Antes de sair, político das Filipinas censura imprensa independente
A imprensa filipina informou, na quarta-feira (22), que o conselheiro de segurança nacional, Hermogenes Esperon Jr., usou a lei antiterrorismo do país para solicitar ao NTC o bloqueio dos sites mesmo às vésperas de deixar o cargo.
Entre os afetados, estão o principal site de mídia independente das Filipinas, o Bulatlat, e o veículo alternativo Pinoy Weekly.
As páginas dos grupos progressistas Save Our Schools Network, Rural Missionaries of the Philippines, Pamalakaya Pilipinas, Amihan e BAYAN também foram bloqueadas.
Na justificativa, Esperon, que também é vice-presidente do Conselho Antiterrorista, citou afiliação dos sites com o Partido Comunista das Filipinas, o Novo Exército Popular e da Frente Democrática Nacional, organizações já classificadas como terroristas pelo governo.
Segundo o Rappler, essas classificações de terrorismo são feitas para uma pessoa ou grupo “com base apenas na própria determinação do conselho, sem ter que ir a tribunal, ou mesmo sem notificar as partes ou realizar audiências.”

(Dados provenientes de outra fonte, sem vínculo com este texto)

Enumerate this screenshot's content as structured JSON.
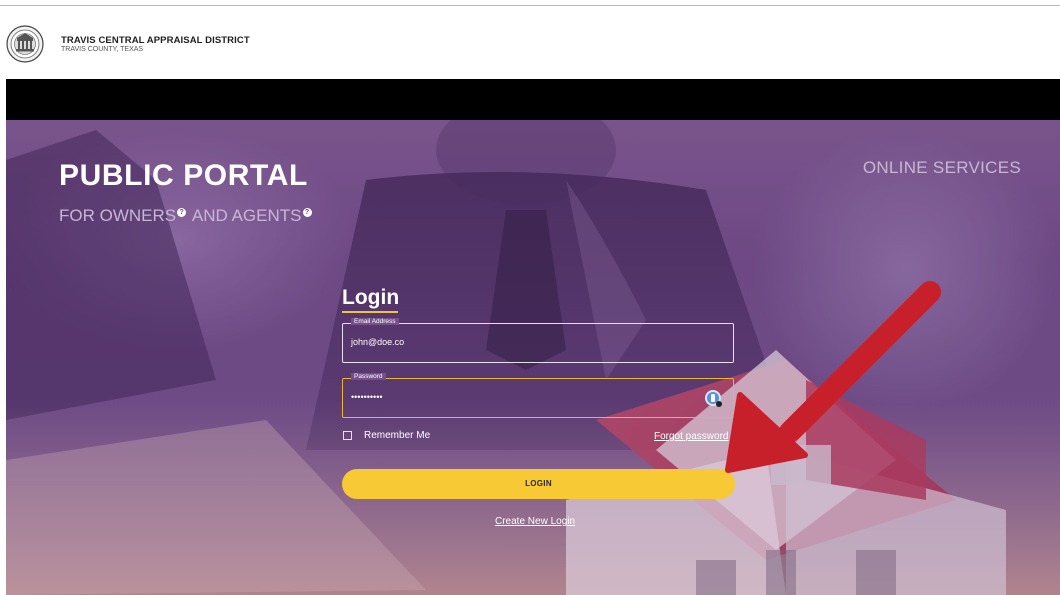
{
  "header": {
    "org_name": "TRAVIS CENTRAL APPRAISAL DISTRICT",
    "org_sub": "TRAVIS COUNTY, TEXAS",
    "logo_icon": "county-seal-icon"
  },
  "hero": {
    "title": "PUBLIC PORTAL",
    "subtitle_part1": "FOR OWNERS",
    "subtitle_part2": "AND AGENTS",
    "help_icon_glyph": "?",
    "online_services": "ONLINE SERVICES"
  },
  "login": {
    "title": "Login",
    "email_label": "Email Address",
    "email_value": "john@doe.co",
    "password_label": "Password",
    "password_value": "••••••••••",
    "remember_label": "Remember Me",
    "remember_checked": false,
    "forgot_label": "Forgot password",
    "login_button": "LOGIN",
    "create_login": "Create New Login"
  },
  "colors": {
    "accent_yellow": "#f6c935",
    "hero_purple": "#6e4b84",
    "annotation_red": "#c8202a"
  }
}
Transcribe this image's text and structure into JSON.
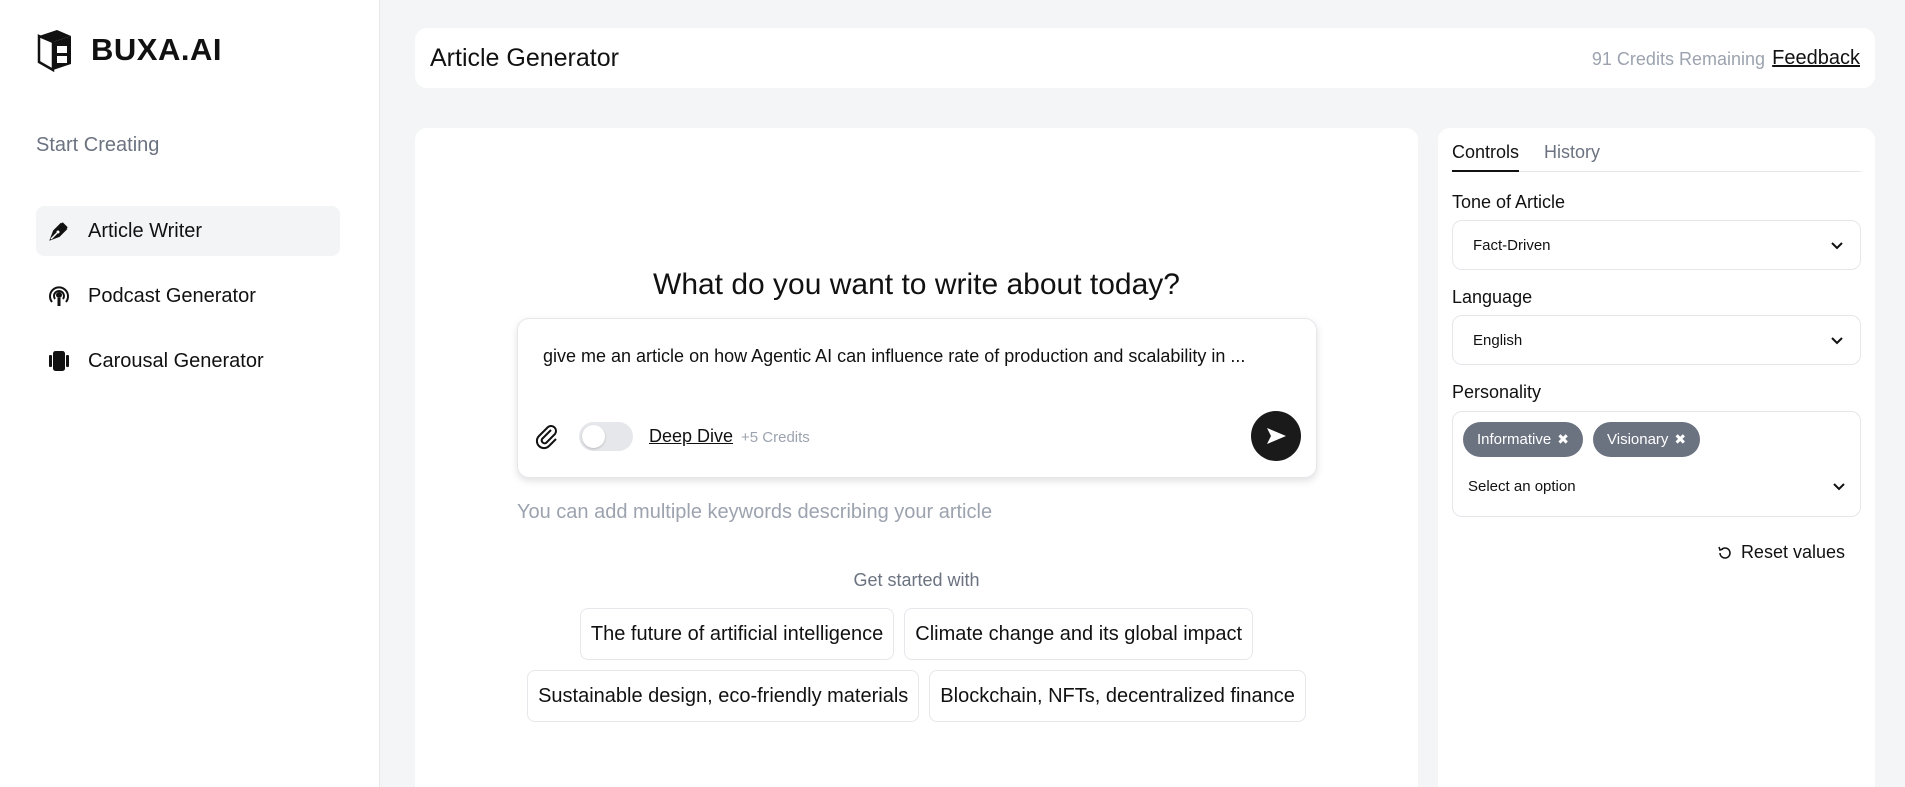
{
  "brand": {
    "name": "BUXA.AI"
  },
  "sidebar": {
    "section_label": "Start Creating",
    "items": [
      {
        "label": "Article Writer",
        "icon": "pen-nib-icon",
        "active": true
      },
      {
        "label": "Podcast Generator",
        "icon": "podcast-icon",
        "active": false
      },
      {
        "label": "Carousal Generator",
        "icon": "carousel-icon",
        "active": false
      }
    ]
  },
  "header": {
    "title": "Article Generator",
    "credits": "91 Credits Remaining",
    "feedback": "Feedback"
  },
  "main": {
    "heading": "What do you want to write about today?",
    "prompt_text": "give me an article on how Agentic AI can influence rate of production and scalability in ...",
    "deep_dive_label": "Deep Dive",
    "deep_dive_credits": "+5 Credits",
    "deep_dive_enabled": false,
    "hint": "You can add multiple keywords describing your article",
    "get_started": "Get started with",
    "suggestions": [
      "The future of artificial intelligence",
      "Climate change and its global impact",
      "Sustainable design, eco-friendly materials",
      "Blockchain, NFTs, decentralized finance"
    ]
  },
  "controls": {
    "tabs": [
      "Controls",
      "History"
    ],
    "tone_label": "Tone of Article",
    "tone_value": "Fact-Driven",
    "language_label": "Language",
    "language_value": "English",
    "personality_label": "Personality",
    "personality_tags": [
      "Informative",
      "Visionary"
    ],
    "personality_placeholder": "Select an option",
    "reset_label": "Reset values"
  },
  "colors": {
    "accent": "#1a1a1a",
    "tag_bg": "#6b7280",
    "muted_text": "#9ca3af"
  }
}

Using the designation of the CPP-NPA and NDF as terrorists as basis, National Security Adviser Hermogenes Esperon asked NTC to block access to news sites @bulatlat and @pinoyweekly as well as sites of other progresive groups @pama_pil and Save our Schools @rapplerdotcom pic.twitter.com/USvIbRiC98
— Lian Buan (@lianbuan) June 21, 2022
A Federação Internacional de Jornalistas (FIJ) condenou os bloqueios, destacando que o Bulatlat e Pinoy Weekly são conhecidos por matérias de interesse público e problemas vivenciados por grupos marginalizados.

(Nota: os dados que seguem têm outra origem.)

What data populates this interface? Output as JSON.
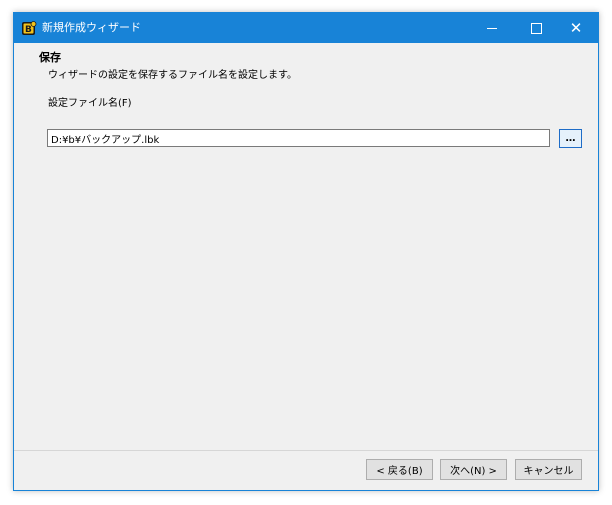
{
  "window": {
    "title": "新規作成ウィザード",
    "accent_color": "#1883d7",
    "icon": "app-icon",
    "controls": {
      "minimize_icon": "minimize-icon",
      "maximize_icon": "maximize-icon",
      "close_icon": "close-icon",
      "close_glyph": "✕"
    }
  },
  "page": {
    "heading": "保存",
    "description": "ウィザードの設定を保存するファイル名を設定します。",
    "field_label": "設定ファイル名(F)",
    "file_path": "D:¥b¥バックアップ.lbk",
    "browse_label": "…"
  },
  "footer": {
    "back_label": "< 戻る(B)",
    "next_label": "次へ(N) >",
    "cancel_label": "キャンセル"
  }
}
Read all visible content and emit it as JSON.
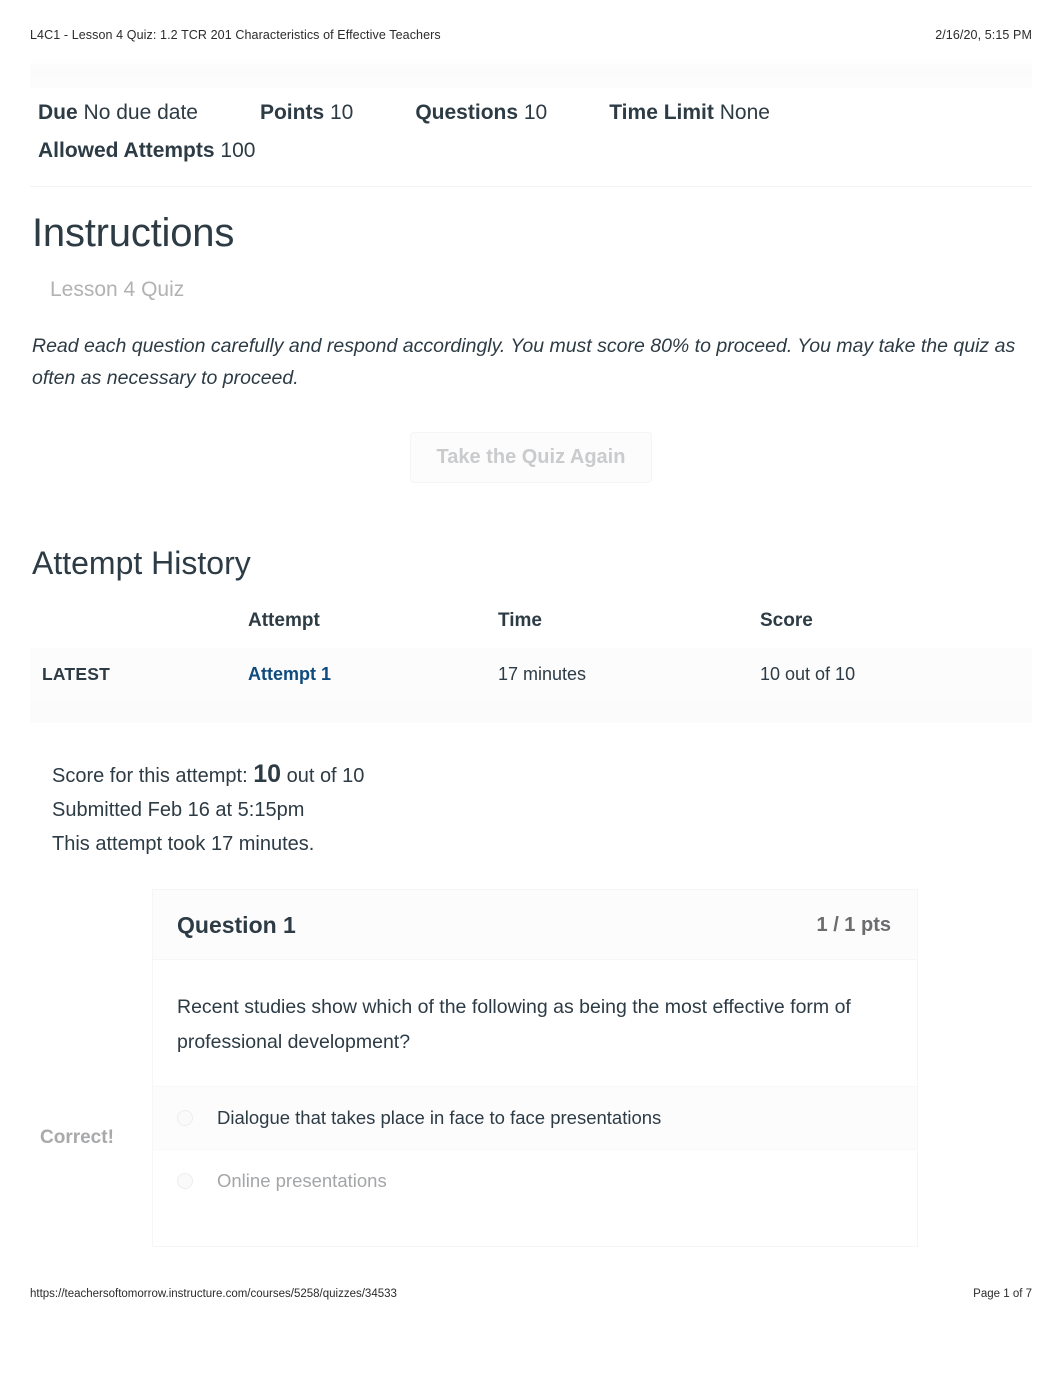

Ambas organizações de mídia foram recentemente alvo de ataques cibernéticos que tentaram tirar suas páginas do ar.
Um relatório de junho do ano passado da Qurium, ONG com sede na Suécia que defende direitos digitais, descobriu que os ataques estavam ligados ao Departamento de Ciência e Tecnologia e às Forças Armadas das Filipinas.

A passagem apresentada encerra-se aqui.